Bukan Wisata Halal, Inilah Sumber Pemasukan Negara dari Sistem Khilafah


Oleh: Ilma Rabiya

Bagai magnet yang menarik, industri halal jadi semakin diminati oleh pemegang kebijakan saat ini. Begitulah faktanya. Terlebih kabar yang datang baru-baru ini, Indonesia menjadi surga wisata halal dunia dengan meraih predikat Top Muslim Friendly Destination of The Year 2023 di ajang Mastercard Crescent Rating Global Muslim Travel Index (GMTI) 2023 di Singapura.

Hal ini tentu menjadi suatu hal baik dan membanggakan bagi Indonesia yang mayoritas penduduknya beragama Islam. Hanya saja dalam era kapitalisme, wisata halal dipandang sebagai salah satu sumber devisa yang dapat menambah pundi-pundi kas negara. Jika sepintas disadari, tentu tak ada yang salah memang, namun sebenarnya pandangan ini dapat mengkaburkan potensi-potensi besar pemasukan kas negara lainnya yang jauh lebih strategis.

Data yang dikutip dari CNN Indonesia, pemerintah memperkirakan potensi penerimaan devisa dari sektor pariwisata halal ini mencapai sekitar US$5,5 – US$10 miliar atau setara Rp77-Rp140 triliun (kurs Rp14 ribu per dolar Amerika Serikat). Sedangkan jika kita menelusuri kembali pendapatan dari salah satu sumber strategis seperti emas-tembaga, pendapatan PT Freeport-McMoran Inc. mencatatkan pendapatan sepanjang tahun 2022 sebanyak US$ 22,78 miliar atau setara Rp341,70 triliun (asumsi kurs Rp15.000/US$). (Sumber CNBC Indonesia).

Sungguh angka tersebut begitu fantastis perbedaannya. Kita dapat bayangkan berapa banyak pendapatan perusahaan tersebut yang sudah beroperasi sejak zaman orde baru. Tentu hasilnya jauh lebih besar. Sayangnya negeri ini terkungkung dengan sistem kapitalisme yang membuat kekayaan alam justru dikuasai oleh asing, bukan umat. Belum lagi ancaman terhadap utang negara yang begitu besar, sehingga wajar jika pemerintah terus mengais-ngais sumber pendapatan dari berbagai macam celah seperti menaikan pajak dan juga menarik sumber pendapatan devisa dari wisata halal.

Kali ini, lagi-lagi masyarakatlah yang menjadi korbannya. Sudahlah jatuh karena kemiskinan yang sistemik, masyarakat juga harus ketiban tangga akibat negara yang tak bisa menopang kehidupan rakyat dengan fasilitas yang memadai untuk pendidikan, kesehatan, dan lainnya sebab kas negara kosong.

Pandangan wisata halal dalam Islam sungguh sangat jauh berbeda jika dibandingkan dengan era kapitalisme hari ini. Negara Islam, Khilafah tidak pernah memandang bahwa wisata sebagai salah satu pendapatan devisa negara. Sebab negara sudah memiliki 3 (tiga) sektor utama sebagai sumber pendapatan negara yang terbukti dapat menjamin kesejahteraan rakyat. Yaitu, pertama adalah pos kepemilikan negara, kedua pos kepemilikan umum, ketiga pos zakat yang terakumulasi di Baitul Maal.

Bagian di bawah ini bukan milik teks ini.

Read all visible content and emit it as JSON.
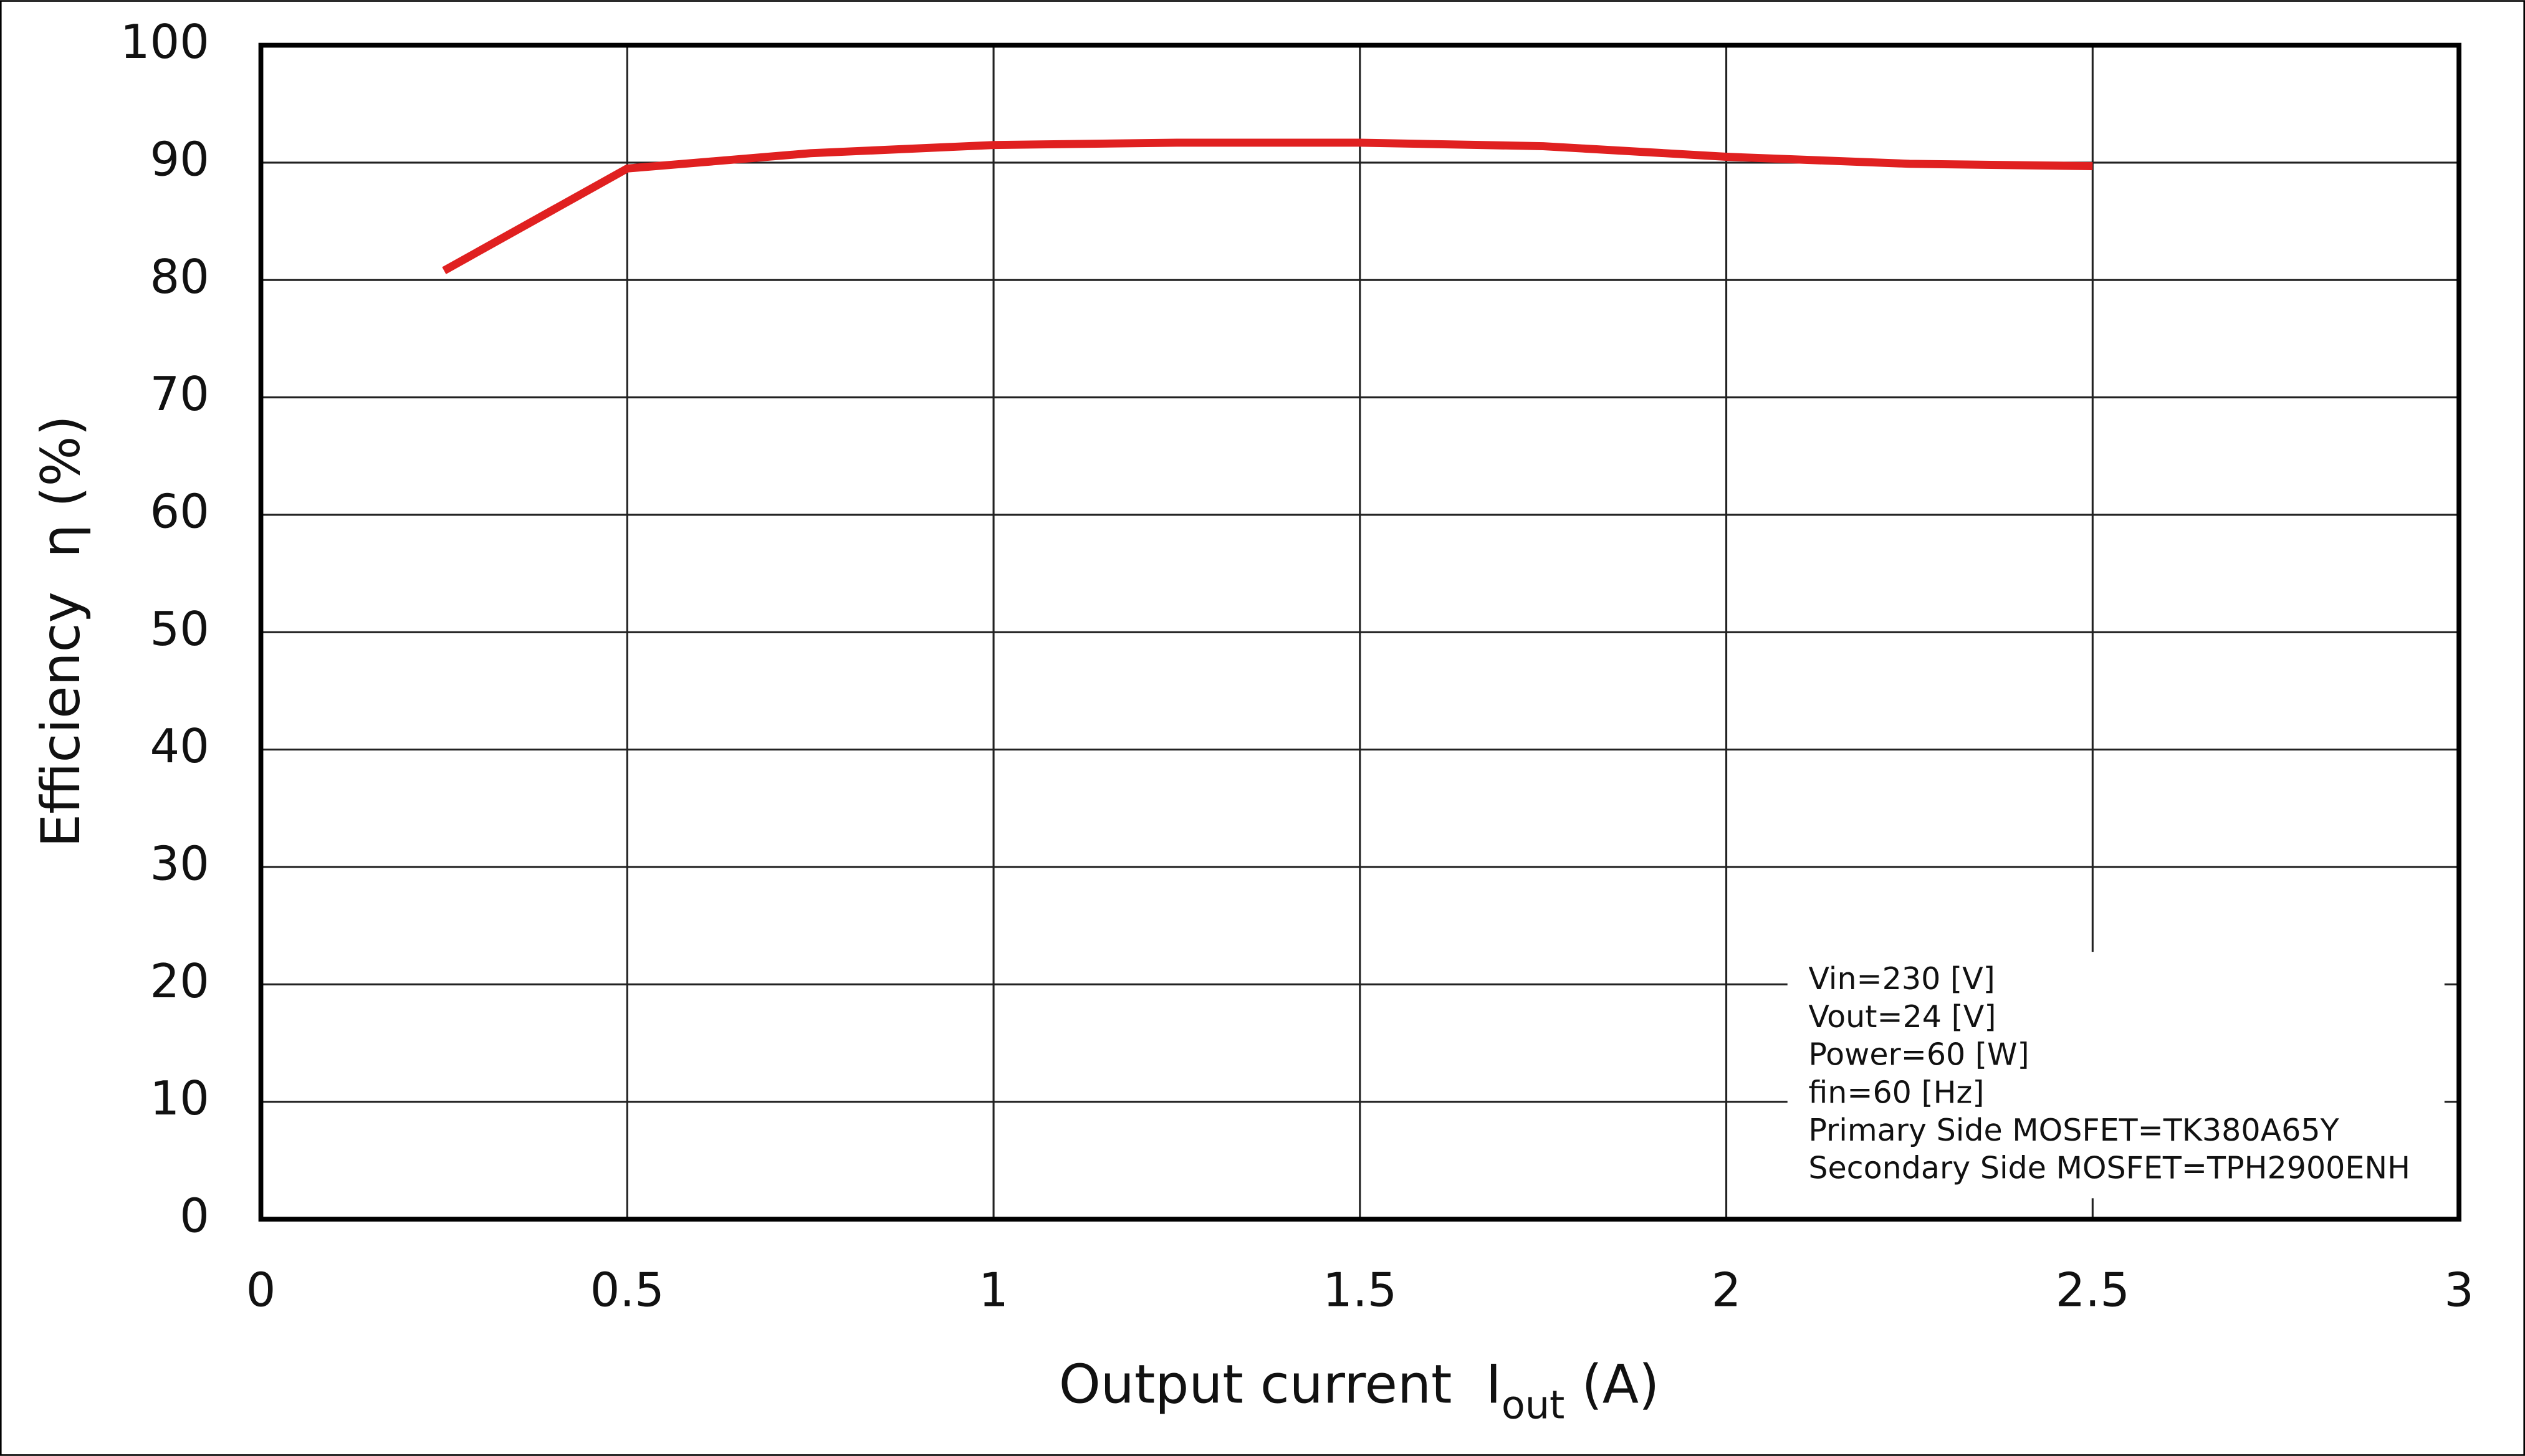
{
  "chart_data": {
    "type": "line",
    "ylabel": "Efficiency  η (%)",
    "xlabel": {
      "text": "Output current  I",
      "subscript": "out",
      "suffix": " (A)"
    },
    "x": [
      0.25,
      0.5,
      0.75,
      1,
      1.25,
      1.5,
      1.75,
      2,
      2.25,
      2.5
    ],
    "series": [
      {
        "color": "#e02020",
        "values": [
          80.8,
          89.5,
          90.8,
          91.5,
          91.7,
          91.7,
          91.4,
          90.5,
          89.9,
          89.7
        ]
      }
    ],
    "xlim": [
      0,
      3
    ],
    "xticks": [
      0,
      0.5,
      1,
      1.5,
      2,
      2.5,
      3
    ],
    "ylim": [
      0,
      100
    ],
    "yticks": [
      0,
      10,
      20,
      30,
      40,
      50,
      60,
      70,
      80,
      90,
      100
    ],
    "grid": true,
    "annotation": [
      "Vin=230 [V]",
      "Vout=24 [V]",
      "Power=60 [W]",
      "fin=60 [Hz]",
      "Primary Side MOSFET=TK380A65Y",
      "Secondary Side MOSFET=TPH2900ENH"
    ]
  }
}
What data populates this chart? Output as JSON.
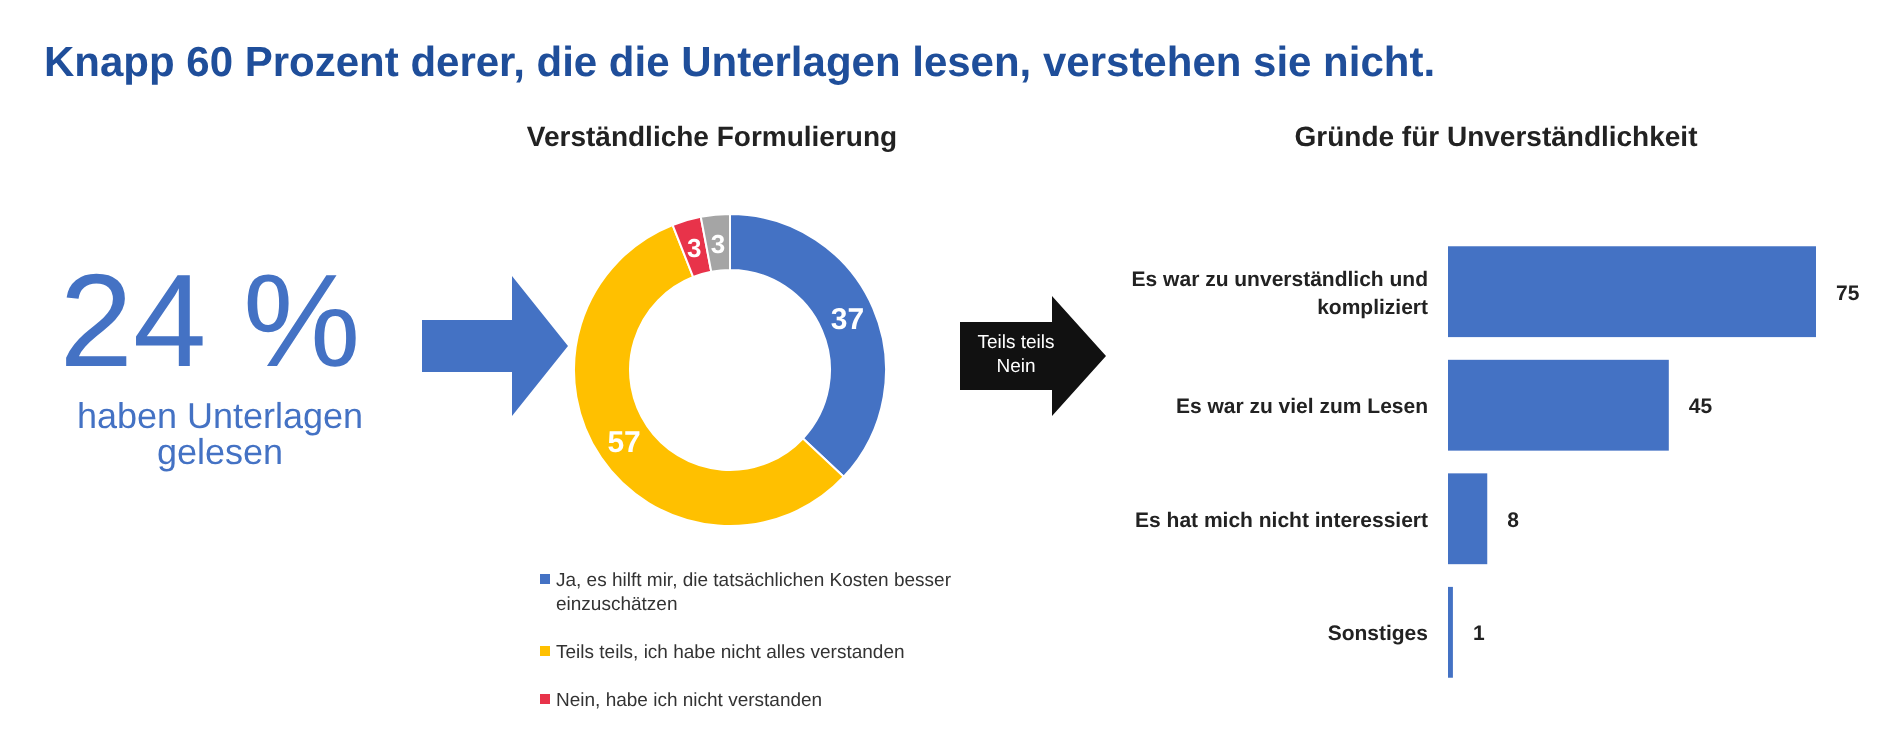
{
  "chart_data": [
    {
      "type": "other",
      "title": "Knapp 60 Prozent derer, die die Unterlagen lesen, verstehen sie nicht.",
      "annotations": [
        "24 %",
        "haben Unterlagen gelesen"
      ]
    },
    {
      "type": "donut",
      "title": "Verständliche Formulierung",
      "categories": [
        "Ja, es hilft mir, die tatsächlichen Kosten besser einzuschätzen",
        "Teils teils, ich habe nicht alles verstanden",
        "Nein, habe ich nicht verstanden",
        null
      ],
      "values": [
        37,
        57,
        3,
        3
      ],
      "colors": [
        "#4472c4",
        "#ffc000",
        "#e8334a",
        "#a5a5a5"
      ],
      "data_labels": true,
      "legend": "bottom"
    },
    {
      "type": "bar",
      "title": "Gründe für Unverständlichkeit",
      "orientation": "horizontal",
      "categories": [
        "Es war zu unverständlich und kompliziert",
        "Es war zu viel zum Lesen",
        "Es hat mich nicht interessiert",
        "Sonstiges"
      ],
      "values": [
        75,
        45,
        8,
        1
      ],
      "color": "#4472c4",
      "data_labels": true,
      "annotations": [
        "Teils teils Nein"
      ]
    }
  ]
}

Setiap pos memiliki sumber pemasukan dan pengeluaran masing-masing. Contoh pos kepemilikan negara seperti harta fa’I, jizyah, kharaj, usyur, jizyah, ghanimah, ghulul, dan dharibah. Harta ini akan dikeluarkan untuk keperluan negara seperti biaya jihad, infarstruktur, menggaji pegawai negara.

Pos kepemilikan umum berasal dari pengelolaan harta kepemilikan umum yakni sumber daya alam. Harta ini dikeluarkan untuk keperluan warga Khilafah untuk membiayai kebutuhan kesehatan, pendidikan dan kemananan. Sedangkan pada pos zakat sumber pendapatannya berasal dari zakat fitrah, zakat maal, fidyah, wakaf yang pengeluarannya berdasarkan aturan yang sudah ditetapkan syariat.

Negara Khilafah tidak mengambil wisata sebagai jalan untuk pendapatan sumber devisa negara, sebab ketiga pos tersebut sudah dapat menyelesaikan basic needs masyarakatnya. Sehingga wisata digunakan sebagai alat atau objek syiar dan dakwah untuk mentadaburi setiap hal yang telah diciptakan Allah SWT. Selain itu, sebagai sarana dakwah kepada mereka yang belum menerima Islam sebagai agamanya agar dapat mengingatkan kepada ketauhidan karena mereka menikmati keindahan alam yang telah Allah ciptakan.

Objek wisata juga dapat menciptakan propaganda bagi mereka yang ragu dengan Islam. Sehingga bagi mereka yang masih ragu, bisa diperkenalkan kepada mereka tentang bagaimana hebat dan megahnya peradaban yang sudah dibangun oleh umat Islam di zaman Khilafah sebagai pembuktian.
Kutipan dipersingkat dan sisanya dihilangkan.